Booknotes 4.
I’m writing a guide to building your own database server. Here’s what I’ve been doing:
Progress
This week I’ve continued with my sample implementation which has helped me to go back and improve the first four chapters.
A new chapter appears
In my last booknotes I said that I’ve restarted my sample implementation so I can go through the test-suite as someone following the guide for the first time would. This has been a great way to evaluate the existing chapters to make sure they have a clear focus and the right amount of complexity.
It was very satisfying to find there was a whole whole chapter related to parsing that was previously muddled into three other chapters. This week I’ve written this chapter which I’ve called ‘Resilient parsing’ and goes into detail about mixed capitalization, extra whitespace and identifiers that overlap with keywords. It suggests using tokenization to help manage this complexity.
Simpler tokenization
And focusing on parsing made me realise that I had overcomplicated the regular expressions I was using in my tokenizer. Previously I used regular expressions to break up the input like this:
if keyword = input.match(KEYWORD_PATTERN)
Token.new(:keyword, keyword.upcase)
elsif identifier = input.match(IDENTIFIER_PATTERN)
Token.new(:identifier, identifier)
elsif symbol = input.match(SYMBOL_PATTERN)
Token.new(:symbol, symbol)
elsif integer = input.match(INTEGER_PATTERN)
Token.new(:integer, integer)
end
The problem was that keywords (such as SELECT
, insert
, WHERE
) and identifiers (such as my_column
, TABLE_B
or selected_value
) look very similar and the only way to distinguish between them is to use a look-ahead in the regular expression to make sure a keyword isn’t followed by another character or underscore. I also didn’t like how changing the order of the conditions would break the parser because the identifier regular expression didn’t exclude keywords. Put another way, it was hard to make all my regular expressions exclusive of each other.
I found I could avoid this just by matching on a pattern that matched keywords AND identifiers and then checking if the match was in a list of keywords:
if word = input.match(WORD_PATTERN)
if KEYWORDS.include?(word.upcase)
Token.new(:keyword, word.upcase)
else
Token.new(:identifier, word)
end
elsif symbol = input.match(SYMBOL_PATTERN)
Token.new(:symbol, symbol)
elsif integer = input.match(INTEGER_PATTERN)
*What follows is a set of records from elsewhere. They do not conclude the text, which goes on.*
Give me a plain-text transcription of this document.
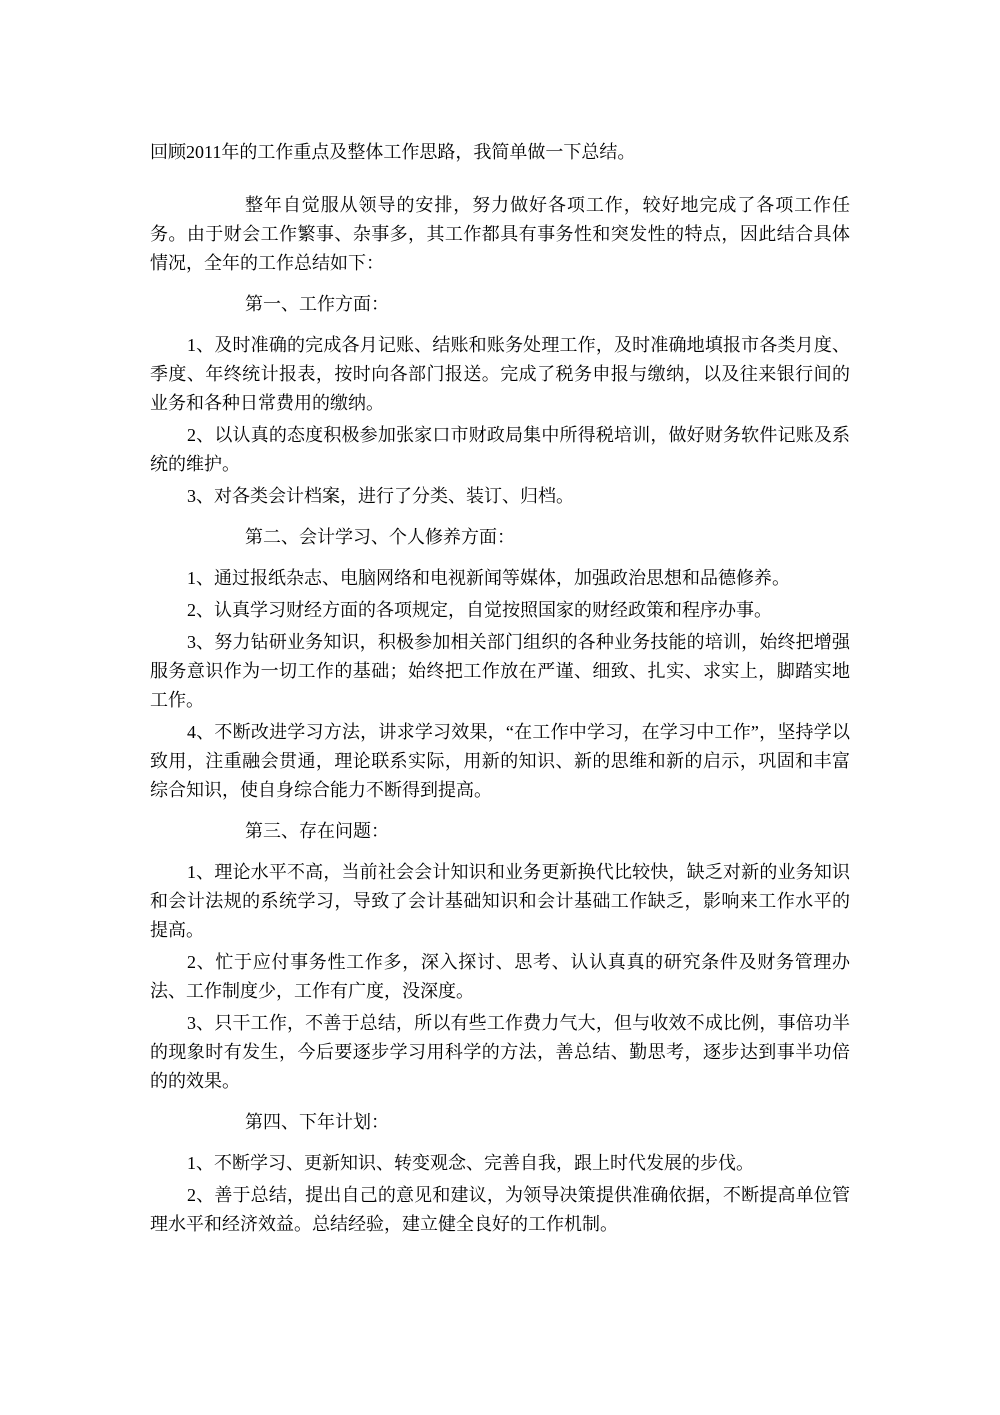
回顾2011年的工作重点及整体工作思路，我简单做一下总结。

整年自觉服从领导的安排，努力做好各项工作，较好地完成了各项工作任务。由于财会工作繁事、杂事多，其工作都具有事务性和突发性的特点，因此结合具体情况，全年的工作总结如下：

第一、工作方面：

1、及时准确的完成各月记账、结账和账务处理工作，及时准确地填报市各类月度、季度、年终统计报表，按时向各部门报送。完成了税务申报与缴纳，以及往来银行间的业务和各种日常费用的缴纳。

2、以认真的态度积极参加张家口市财政局集中所得税培训，做好财务软件记账及系统的维护。

3、对各类会计档案，进行了分类、装订、归档。

第二、会计学习、个人修养方面：

1、通过报纸杂志、电脑网络和电视新闻等媒体，加强政治思想和品德修养。

2、认真学习财经方面的各项规定，自觉按照国家的财经政策和程序办事。

3、努力钻研业务知识，积极参加相关部门组织的各种业务技能的培训，始终把增强服务意识作为一切工作的基础；始终把工作放在严谨、细致、扎实、求实上，脚踏实地工作。

4、不断改进学习方法，讲求学习效果，“在工作中学习，在学习中工作”，坚持学以致用，注重融会贯通，理论联系实际，用新的知识、新的思维和新的启示，巩固和丰富综合知识，使自身综合能力不断得到提高。

第三、存在问题：

1、理论水平不高，当前社会会计知识和业务更新换代比较快，缺乏对新的业务知识和会计法规的系统学习，导致了会计基础知识和会计基础工作缺乏，影响来工作水平的提高。

2、忙于应付事务性工作多，深入探讨、思考、认认真真的研究条件及财务管理办法、工作制度少，工作有广度，没深度。

3、只干工作，不善于总结，所以有些工作费力气大，但与收效不成比例，事倍功半的现象时有发生，今后要逐步学习用科学的方法，善总结、勤思考，逐步达到事半功倍的的效果。

第四、下年计划：

1、不断学习、更新知识、转变观念、完善自我，跟上时代发展的步伐。

2、善于总结，提出自己的意见和建议，为领导决策提供准确依据，不断提高单位管理水平和经济效益。总结经验，建立健全良好的工作机制。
Token.new(:integer, integer)
end
Enumerators without next
I was looking at using enumerators in my sample implementation and found that certain kinds of enumerators in Ruby don’t have the next
and related methods available.
I submitted a bug to Ruby for the problem. There is likely some reason that product and chain enumerators have been implemented differently to regular enumerators, but I can’t work out why. I’m hoping that they could be made more similar or at least the documentation improved to explain the difference.